Econometrically drawing a ‘line of best fit’ through the monthly levels of interest and PE valuations stretching back several decades (granted a crude valuation metric), suggests a PE ‘fair value’ at end-September of 19.9, or 7% below the actual level. Given the loose relationship evident in the chart, however, this degree of valuation is not that extreme – and somewhat less stretched than at end-August.

My second chart focuses on U.S. earnings expectations. It tracks analyst expectations for calendar year earnings and hence forward earnings estimates on a rolling monthly basis.

Note: ‘forward earnings’ is a weighted average of current and subsequent calendar year estimates – with the weight on next year’s earnings rising as it gets closer. In essence, for example, forward earnings in June 2020 reflect a weight of 50% to CY’20 and CY’21 earnings respectively. In December this year, forward earnings will place a 100% weight on CY’21 earnings (wherever analyst expectations are at the time).

The chart below shows that while earnings expectations were downgraded significantly earlier this year (reflecting the economic lockdowns) they have since stabilised, and in fact increased a little. Based on current market expectations, U.S. forward earnings are on track to rise by 23% between now and end-2021, which (at end-September prices) would pull down the PE ratio to a more reasonable 17.3. Even allowing for moderate further downgrades (my estimates in the table below) could still see forward earnings rise by 14% over this period, with the market trading at an end-2021 PE ratio of 18.7.
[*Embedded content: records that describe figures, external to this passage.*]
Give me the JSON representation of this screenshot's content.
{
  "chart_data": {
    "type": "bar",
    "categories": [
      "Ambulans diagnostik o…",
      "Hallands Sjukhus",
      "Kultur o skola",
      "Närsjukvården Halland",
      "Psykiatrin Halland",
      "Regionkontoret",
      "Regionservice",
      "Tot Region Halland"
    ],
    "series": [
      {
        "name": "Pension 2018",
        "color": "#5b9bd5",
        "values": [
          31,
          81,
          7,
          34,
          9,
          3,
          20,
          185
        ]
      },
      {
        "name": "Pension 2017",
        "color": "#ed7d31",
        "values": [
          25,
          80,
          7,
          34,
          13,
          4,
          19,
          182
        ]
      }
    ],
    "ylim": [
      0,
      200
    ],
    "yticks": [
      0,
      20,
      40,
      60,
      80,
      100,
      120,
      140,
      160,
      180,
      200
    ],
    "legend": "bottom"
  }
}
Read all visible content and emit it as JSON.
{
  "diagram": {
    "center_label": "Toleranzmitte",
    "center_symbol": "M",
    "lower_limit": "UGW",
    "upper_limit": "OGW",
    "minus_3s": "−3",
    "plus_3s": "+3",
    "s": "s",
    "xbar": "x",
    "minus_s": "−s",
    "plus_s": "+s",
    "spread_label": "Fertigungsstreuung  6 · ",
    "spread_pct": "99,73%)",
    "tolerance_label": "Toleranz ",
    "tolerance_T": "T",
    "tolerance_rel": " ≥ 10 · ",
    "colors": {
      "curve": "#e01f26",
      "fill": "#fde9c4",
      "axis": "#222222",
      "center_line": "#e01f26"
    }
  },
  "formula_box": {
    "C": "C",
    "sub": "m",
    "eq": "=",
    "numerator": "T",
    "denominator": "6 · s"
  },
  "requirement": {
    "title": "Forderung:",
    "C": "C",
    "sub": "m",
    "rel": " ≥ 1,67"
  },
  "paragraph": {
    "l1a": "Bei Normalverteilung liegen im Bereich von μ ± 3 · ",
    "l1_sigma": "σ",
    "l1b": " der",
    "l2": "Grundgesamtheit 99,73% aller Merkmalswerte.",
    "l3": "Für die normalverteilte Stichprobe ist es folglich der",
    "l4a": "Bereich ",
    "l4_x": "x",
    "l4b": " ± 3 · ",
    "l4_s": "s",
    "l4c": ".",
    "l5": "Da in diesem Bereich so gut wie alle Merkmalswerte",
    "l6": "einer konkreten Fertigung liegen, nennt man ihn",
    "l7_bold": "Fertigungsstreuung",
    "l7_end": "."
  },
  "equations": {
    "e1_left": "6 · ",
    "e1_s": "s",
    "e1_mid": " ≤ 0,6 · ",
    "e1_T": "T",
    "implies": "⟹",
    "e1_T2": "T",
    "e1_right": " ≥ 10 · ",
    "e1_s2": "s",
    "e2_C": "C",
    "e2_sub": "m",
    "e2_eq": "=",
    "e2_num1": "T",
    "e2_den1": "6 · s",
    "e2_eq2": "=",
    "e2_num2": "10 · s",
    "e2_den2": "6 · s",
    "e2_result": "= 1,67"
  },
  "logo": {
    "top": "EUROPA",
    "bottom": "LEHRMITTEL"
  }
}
All up, this analysis suggests the U.S. market could hold up if the economic recovery continues and bond yields stay reasonably low – but significant further upside could be limited, given the prospect of some eventual lift in bond yields and an already fully valued market.

Key global equity themes – U.S., technology, growth and quality

As seen in the table below, it was the popular U.S., technology and growth/momentum themes that suffered the biggest pullbacks in September, though financial, energy and ‘value’ stocks more broadly also had notable declines. Being only the first month of a potential ‘counter-trend’ equity rotation, the relative performance rankings of the long popular U.S., technology and growth/momentum themes remain in place.

Tables ordered by 6/12 month return performance for each region, sector and factor respectively – on a local currency basis. Past performance is not indicative of future performance.  You cannot invest directly in an index.

Cash and bonds – government yields drop, credit spreads widen

In the local cash and fixed income market, overall bond yields fell last month while credit spreads widened – resulting in fixed-rate bonds outperforming cash, and government bonds doing better than corporate bonds (of similar duration).